Designation, though, would legally allow the center to serve certain patients, such as those being airlifted who currently must travel to Grady Health System in Atlanta.

"Right now we do have patients form the community who end up getting airlifted and ambulanced to other trauma centers south of here, even for things that we could take care of here," trauma medical director Priscilla Strom said. "People like to be taken care of in their communities. It's certainly easier for their families to come visit them here."

But there are cons to designation, too, mainly the money it takes to staff a 24-hour trauma center.

Before the hospital re-enters discussions about designation, administrators want to continue addressing the trauma services it currently offers by analyzing data and formalizing procedures.

They're asking how long patients should be left in backboard braces or what the target time should be for getting someone through a CAT scan.

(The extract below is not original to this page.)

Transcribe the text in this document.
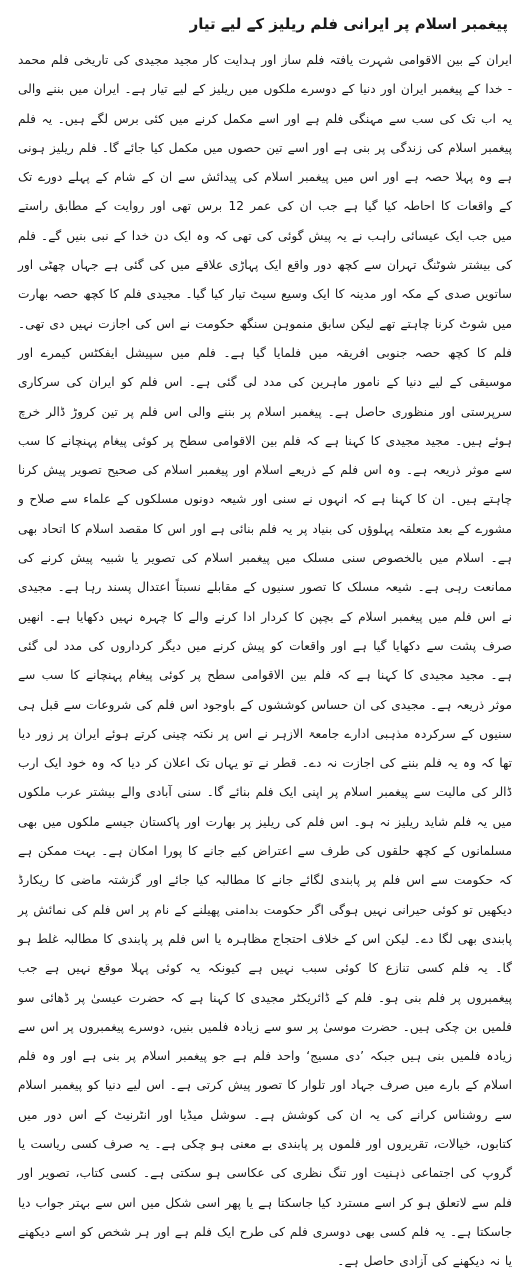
پیغمبر اسلام پر ایرانی فلم ریلیز کے لیے تیار

ایران کے بین الاقوامی شہرت یافتہ فلم ساز اور ہدایت کار مجید مجیدی کی تاریخی فلم محمد - خدا کے پیغمبر ایران اور دنیا کے دوسرے ملکوں میں ریلیز کے لیے تیار ہے۔ ایران میں بننے والی یہ اب تک کی سب سے مہنگی فلم ہے اور اسے مکمل کرنے میں کئی برس لگے ہیں۔ یہ فلم پیغمبر اسلام کی زندگی پر بنی ہے اور اسے تین حصوں میں مکمل کیا جائے گا۔ فلم ریلیز ہونی ہے وہ پہلا حصہ ہے اور اس میں پیغمبر اسلام کی پیدائش سے ان کے شام کے پہلے دورے تک کے واقعات کا احاطہ کیا گیا ہے جب ان کی عمر 12 برس تھی اور روایت کے مطابق راستے میں جب ایک عیسائی راہب نے یہ پیش گوئی کی تھی کہ وہ ایک دن خدا کے نبی بنیں گے۔ فلم کی بیشتر شوٹنگ تہران سے کچھ دور واقع ایک پہاڑی علاقے میں کی گئی ہے جہاں چھٹی اور ساتویں صدی کے مکہ اور مدینہ کا ایک وسیع سیٹ تیار کیا گیا۔ مجیدی فلم کا کچھ حصہ بھارت میں شوٹ کرنا چاہتے تھے لیکن سابق منموہن سنگھ حکومت نے اس کی اجازت نہیں دی تھی۔ فلم کا کچھ حصہ جنوبی افریقہ میں فلمایا گیا ہے۔ فلم میں سپیشل ایفکٹس کیمرے اور موسیقی کے لیے دنیا کے نامور ماہرین کی مدد لی گئی ہے۔ اس فلم کو ایران کی سرکاری سرپرستی اور منظوری حاصل ہے۔ پیغمبر اسلام پر بننے والی اس فلم پر تین کروڑ ڈالر خرچ ہوئے ہیں۔ مجید مجیدی کا کہنا ہے کہ فلم بین الاقوامی سطح پر کوئی پیغام پہنچانے کا سب سے موثر ذریعہ ہے۔ وہ اس فلم کے ذریعے اسلام اور پیغمبر اسلام کی صحیح تصویر پیش کرنا چاہتے ہیں۔ ان کا کہنا ہے کہ انہوں نے سنی اور شیعہ دونوں مسلکوں کے علماء سے صلاح و مشورے کے بعد متعلقہ پہلوؤں کی بنیاد پر یہ فلم بنائی ہے اور اس کا مقصد اسلام کا اتحاد بھی ہے۔ اسلام میں بالخصوص سنی مسلک میں پیغمبر اسلام کی تصویر یا شبیہ پیش کرنے کی ممانعت رہی ہے۔ شیعہ مسلک کا تصور سنیوں کے مقابلے نسبتاً اعتدال پسند رہا ہے۔ مجیدی نے اس فلم میں پیغمبر اسلام کے بچپن کا کردار ادا کرنے والے کا چہرہ نہیں دکھایا ہے۔ انھیں صرف پشت سے دکھایا گیا ہے اور واقعات کو پیش کرنے میں دیگر کرداروں کی مدد لی گئی ہے۔ مجید مجیدی کا کہنا ہے کہ فلم بین الاقوامی سطح پر کوئی پیغام پہنچانے کا سب سے موثر ذریعہ ہے۔ مجیدی کی ان حساس کوششوں کے باوجود اس فلم کی شروعات سے قبل ہی سنیوں کے سرکردہ مذہبی ادارے جامعۃ الازہر نے اس پر نکتہ چینی کرتے ہوئے ایران پر زور دیا تھا کہ وہ یہ فلم بننے کی اجازت نہ دے۔ قطر نے تو یہاں تک اعلان کر دیا کہ وہ خود ایک ارب ڈالر کی مالیت سے پیغمبر اسلام پر اپنی ایک فلم بنائے گا۔ سنی آبادی والے بیشتر عرب ملکوں میں یہ فلم شاید ریلیز نہ ہو۔ اس فلم کی ریلیز پر بھارت اور پاکستان جیسے ملکوں میں بھی مسلمانوں کے کچھ حلقوں کی طرف سے اعتراض کیے جانے کا پورا امکان ہے۔ بہت ممکن ہے کہ حکومت سے اس فلم پر پابندی لگائے جانے کا مطالبہ کیا جائے اور گزشتہ ماضی کا ریکارڈ دیکھیں تو کوئی حیرانی نہیں ہوگی اگر حکومت بدامنی پھیلنے کے نام پر اس فلم کی نمائش پر پابندی بھی لگا دے۔ لیکن اس کے خلاف احتجاج مظاہرہ یا اس فلم پر پابندی کا مطالبہ غلط ہو گا۔ یہ فلم کسی تنازع کا کوئی سبب نہیں ہے کیونکہ یہ کوئی پہلا موقع نہیں ہے جب پیغمبروں پر فلم بنی ہو۔ فلم کے ڈائریکٹر مجیدی کا کہنا ہے کہ حضرت عیسیٰ پر ڈھائی سو فلمیں بن چکی ہیں۔ حضرت موسیٰ پر سو سے زیادہ فلمیں بنیں، دوسرے پیغمبروں پر اس سے زیادہ فلمیں بنی ہیں جبکہ ’دی مسیج‘ واحد فلم ہے جو پیغمبر اسلام پر بنی ہے اور وہ فلم اسلام کے بارے میں صرف جہاد اور تلوار کا تصور پیش کرتی ہے۔ اس لیے دنیا کو پیغمبر اسلام سے روشناس کرانے کی یہ ان کی کوشش ہے۔ سوشل میڈیا اور انٹرنیٹ کے اس دور میں کتابوں، خیالات، تقریروں اور فلموں پر پابندی بے معنی ہو چکی ہے۔ یہ صرف کسی ریاست یا گروپ کی اجتماعی ذہنیت اور تنگ نظری کی عکاسی ہو سکتی ہے۔ کسی کتاب، تصویر اور فلم سے لاتعلق ہو کر اسے مسترد کیا جاسکتا ہے یا پھر اسی شکل میں اس سے بہتر جواب دیا جاسکتا ہے۔ یہ فلم کسی بھی دوسری فلم کی طرح ایک فلم ہے اور ہر شخص کو اسے دیکھنے یا نہ دیکھنے کی آزادی حاصل ہے۔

A specific trauma alert criteria, based off nationally-recognized procedures, was recently implemented to help EMS responders communicate patient needs to the hospital staff.

"If it's a gunshot wound to the chest, we want the team to jump on that patient when they hit the door," Battle said. "Whereas if you fall and you break your ankle, you can come in but you don't need the whole trauma team to meet you at the door."

Alone the changes seem miniscule, Strom said. But the differences are improving service and showing a dedication to trauma care that will make it possible for the hospital to apply for designation if it decides to in the future.

"We haven't found huge holes," Strom said. "It's trying to do what we've been doing but do it quicker, more efficiently, more cost effectively, the right people at the right place at the right time so patients get care in an expeditious manner as much as possible."

Administrators expect the question of designation to be addressed again in about a year.